Victimes colatérales du Covid-19—Le cri de détresse des chauffeurs de taxi

4 years, 6 months ago - 6 May 2020, Le Mauricien
Victimes colatérales du Covid-19—Le cri de détresse des chauffeurs de taxi
Raffick Bahadoor : « L’absence d’un Taxi Operators Welfare Fund est impardonnable »

« Un traumatisme sans précédent. » Les mots de Raffick Bahadoor, président de la Taxi Proprietors Union (TPU), sont forts, mais reflètent la situation que traverse actuellement les chauffeurs de taxi durant cette période de baisse d'activités. Ceux dont les courses se limitent aux trajets menant vers les aéroports et les hôtels disent subir d'énormes pertes financières et craignent de ne « pas pouvoir se relever après cet épisode ».

La pandémie met en péril le gagne-pain des propriétaires de taxi et l'avenir semble s'assombrir pour ce secteur fragilisé depuis plusieurs années déjà par la concurrence déloyale des taxis marrons. « Seul un tiers de ces chauffeurs continue d'exercer leur activité pendant le confinement. Les autres se retrouvent au chômage technique », affirme Raffick Bahadoor.

Il est 13 heures en ce jeudi 30 avril. Vijay, un chauffeur de taxi de 51ans, fait le pied de grue devant le supermarché Winner's, à Port-Louis. Il espère au mieux faire deux à trois allers-retours jusqu'à 17 heures, l'heure à laquelle les commerces ferment durant le couvre-feu. « En temps normal, au même endroit, je me faisais quotidiennement un montant avoisinant les Rs 4000. Or, depuis pratiquement un mois, la recette oscille entre Rs 400 et Rs 800. Le pire c'est de devoir travailler avec la crainte de contracter le virus et le transmettre à mon épouse qui est diabétique », regrette Vijay qui, faute de client, s'en va désinfecter sa voiture de fond en comble.

L'arrêt des activités touristiques est synonyme de crise financière sans précédent pour les propriétaires de taxis opérant exclusivement pour les hôtels. « Le tourisme est notre moteur, sans lequel nous allons périr », nous confie Naden Naieck, qui exerce comme chauffeur de taxi à l'hôtel Westin Turtle Bay Resort & Spa, à Balaclava. Le quinquagénaire est désespéré dans la mesure où il n'a d'autres choix que de se terrer chez lui depuis plus d'un mois. « Nous avons été les premiers, un mois avant l'instauration du confinement, à être confrontés à un arrêt total de revenus, car la plupart des pays européens avaient déjà mis en arrêt le trafic aérien chez eux. » Certes, en tant que travailleur indépendent, Naden Naieck a bénéficié des Rs 5100 octroyées par le gouvernement prévues dans le Wage Support Scheme aux opérateurs du secteur informel pour la période de confinement jusqu'au 15 avril, mais « cette somme est loin d'alléger mon fardeau. Mon désespoir vient de la responsabilité qui m'incombe de financer le mariage de ma fille unique prévu pour le 12 juillet. C'est toute une décennie de dur labeur qui part en fumée », raconte notre interlocuteur.

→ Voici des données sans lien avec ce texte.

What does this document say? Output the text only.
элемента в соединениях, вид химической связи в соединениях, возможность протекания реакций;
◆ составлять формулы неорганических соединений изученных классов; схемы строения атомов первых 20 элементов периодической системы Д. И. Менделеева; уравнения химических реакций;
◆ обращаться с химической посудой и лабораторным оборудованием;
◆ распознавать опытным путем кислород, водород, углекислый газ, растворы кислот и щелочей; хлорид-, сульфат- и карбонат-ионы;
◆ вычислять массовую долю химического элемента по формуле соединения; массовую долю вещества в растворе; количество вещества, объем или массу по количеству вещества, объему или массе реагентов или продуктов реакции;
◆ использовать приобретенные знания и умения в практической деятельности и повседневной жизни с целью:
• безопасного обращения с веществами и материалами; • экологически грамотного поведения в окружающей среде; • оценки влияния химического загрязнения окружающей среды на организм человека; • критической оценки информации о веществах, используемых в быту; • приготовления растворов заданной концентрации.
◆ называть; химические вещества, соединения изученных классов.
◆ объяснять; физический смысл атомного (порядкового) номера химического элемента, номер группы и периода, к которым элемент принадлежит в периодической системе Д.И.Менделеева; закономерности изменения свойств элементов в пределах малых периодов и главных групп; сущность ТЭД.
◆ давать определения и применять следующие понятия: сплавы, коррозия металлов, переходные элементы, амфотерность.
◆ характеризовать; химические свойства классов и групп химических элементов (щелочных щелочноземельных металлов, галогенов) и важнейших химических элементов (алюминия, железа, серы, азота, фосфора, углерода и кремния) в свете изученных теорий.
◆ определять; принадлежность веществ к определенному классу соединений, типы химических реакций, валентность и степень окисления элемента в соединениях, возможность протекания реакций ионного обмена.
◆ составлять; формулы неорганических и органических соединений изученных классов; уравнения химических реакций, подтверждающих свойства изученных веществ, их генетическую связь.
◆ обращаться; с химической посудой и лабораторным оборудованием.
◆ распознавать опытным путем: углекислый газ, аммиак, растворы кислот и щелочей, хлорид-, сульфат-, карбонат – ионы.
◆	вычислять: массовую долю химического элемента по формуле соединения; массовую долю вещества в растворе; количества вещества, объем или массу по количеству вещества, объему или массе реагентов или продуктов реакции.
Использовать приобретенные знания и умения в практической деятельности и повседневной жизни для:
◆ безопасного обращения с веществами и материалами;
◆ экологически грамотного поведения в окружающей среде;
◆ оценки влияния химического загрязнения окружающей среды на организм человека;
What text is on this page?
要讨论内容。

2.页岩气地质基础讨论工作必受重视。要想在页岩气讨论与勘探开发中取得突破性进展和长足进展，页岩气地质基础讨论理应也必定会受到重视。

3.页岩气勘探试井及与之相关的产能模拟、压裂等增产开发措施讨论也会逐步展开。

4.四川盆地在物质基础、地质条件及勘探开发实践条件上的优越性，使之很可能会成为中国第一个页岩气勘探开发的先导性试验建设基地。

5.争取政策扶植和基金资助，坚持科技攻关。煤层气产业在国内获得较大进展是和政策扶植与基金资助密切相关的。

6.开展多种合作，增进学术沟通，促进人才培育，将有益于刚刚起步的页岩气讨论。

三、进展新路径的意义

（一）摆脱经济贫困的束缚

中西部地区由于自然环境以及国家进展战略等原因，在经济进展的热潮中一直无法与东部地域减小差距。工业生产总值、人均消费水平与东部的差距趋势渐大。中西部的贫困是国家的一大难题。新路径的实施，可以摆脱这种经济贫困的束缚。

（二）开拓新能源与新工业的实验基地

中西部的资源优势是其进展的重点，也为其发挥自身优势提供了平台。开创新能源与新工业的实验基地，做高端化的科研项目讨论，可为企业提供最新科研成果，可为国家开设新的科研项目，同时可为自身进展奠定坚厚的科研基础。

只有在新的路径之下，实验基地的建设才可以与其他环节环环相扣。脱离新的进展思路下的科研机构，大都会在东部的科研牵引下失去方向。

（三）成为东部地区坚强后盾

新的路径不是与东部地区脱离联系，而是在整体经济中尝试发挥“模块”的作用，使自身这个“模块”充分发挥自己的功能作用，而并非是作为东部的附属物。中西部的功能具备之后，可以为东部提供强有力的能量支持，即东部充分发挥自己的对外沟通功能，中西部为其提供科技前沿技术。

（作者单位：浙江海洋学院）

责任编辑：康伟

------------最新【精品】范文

Raffick Bahadoor parle de « mauvaise décision » du gouvernement d'avoir privilégié l'octroi d'une subvention de Rs 100 000 aux propriétaires de taxi pour l'acquisition d'un nouveau véhicule, au détriment d'un Taxi Operators Welfare Fund. « Cette crise et ses conséquences désastreuses pour notre secteur prouvent que j'avais raison de fustiger cette forme de paiement unique préconisée par Pravind Jugnauth pour appâter les chauffeurs lors de la dernère campagne éléctorale, alors qu'un Taxi Operators Welfare Fund aurait été plus judicieux. Cela aurait permis en cette période de crise à des dizaines de milliers de familles de bénéficier jusqu'à Rs 100 000 chacune pour alléger leurs peines. C'est impardonnable, car gouverner c'est prévoir, et il est clair que le gouvernement a failli à sa tâche », dit le président de la TPU, qui lance un appel au ministre des Transports Alan Ganoo afin de remédier à la situation.